Published in 1995, the United Nations´ Global Biodiversity Assessment is the most ambitious such undertaking to date. The document proposes a "working estimate" of 13.6 million species on Earth. But some field scientists, such as Erwin, dismiss this as "armchair biology."
Of course, the only way to really find out how many species inhabit the planet is to go out and count them, one by one. Spurred by concern over species extinctions, several scientists over the past decade have advocated such a complete global biological survey. To date, however, not even a single country has attempted to comprehensively survey its own biota. Now a new U.S. program called Discover Life in America--made up of some 60 U.S. government agencies, universities and other groups--is making a significant start with the launch of an "all-taxa biodiversity inventory" of species in Great Smoky Mountains National Park. The organizers´ goals are not only to identify the park´s estimated 100,000 species, but to collect data on their distribution and natural history.

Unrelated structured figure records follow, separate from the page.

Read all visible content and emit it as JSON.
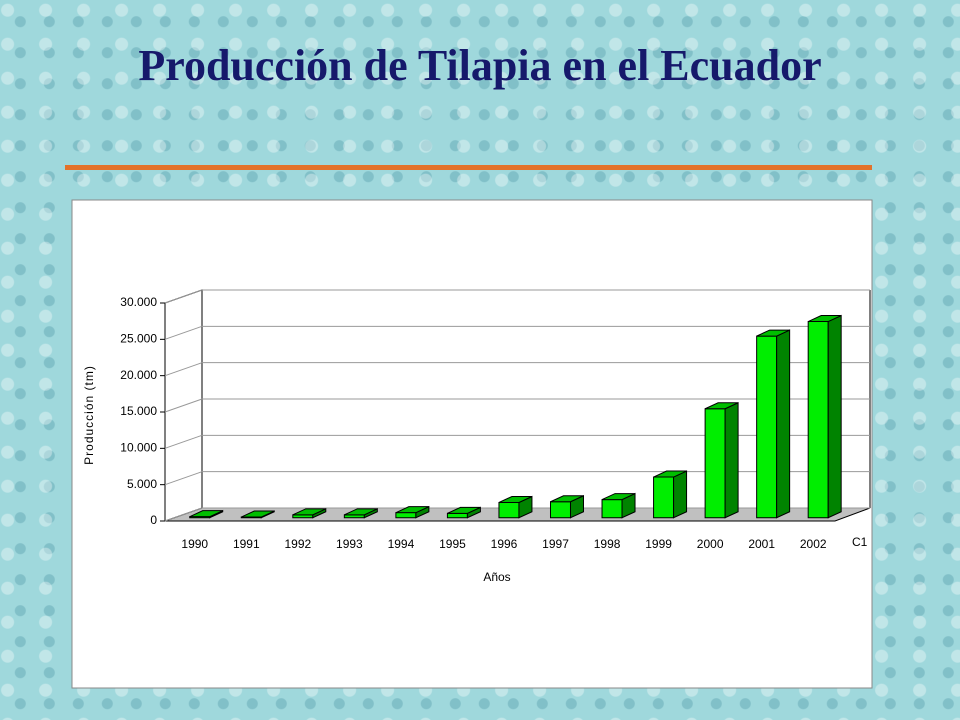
{
  "chart_data": {
    "type": "bar",
    "title": "Producción de Tilapia en el Ecuador",
    "x_label": "Años",
    "y_label": "Producción (tm)",
    "depth_label": "C1",
    "categories": [
      "1990",
      "1991",
      "1992",
      "1993",
      "1994",
      "1995",
      "1996",
      "1997",
      "1998",
      "1999",
      "2000",
      "2001",
      "2002"
    ],
    "values": [
      150,
      100,
      400,
      400,
      700,
      600,
      2100,
      2200,
      2500,
      5600,
      15000,
      25000,
      27000
    ],
    "color": "#00ee00",
    "ylim": [
      0,
      30000
    ],
    "yticks": [
      {
        "value": 0,
        "label": "0"
      },
      {
        "value": 5000,
        "label": "5.000"
      },
      {
        "value": 10000,
        "label": "10.000"
      },
      {
        "value": 15000,
        "label": "15.000"
      },
      {
        "value": 20000,
        "label": "20.000"
      },
      {
        "value": 25000,
        "label": "25.000"
      },
      {
        "value": 30000,
        "label": "30.000"
      }
    ],
    "grid": true
  }
}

Such information is vital, say biologists, who point out that even for species that are identified, we have little more than a Latin name, a collection site and a few dead specimens. Even more worrisome than our ignorance about the magnitude of life on Earth, they say, is the fact that wild species--which provide humans with food, clothing, medicine and the conditions that sustain all life--are going extinct before we know anything about them. Organizers of the Smoky Mountain biological survey estimate that the project´s first decade, which will concentrate on groups of organisms for which experts already are available, could cost between $1 million and $3 million. That may not be an insignificant sum, says ASC´s Theriot, but it´s "much less than a single´inexpensive´ fighter jet."
Laura Tangley is an associate editor for U.S. News & World Report.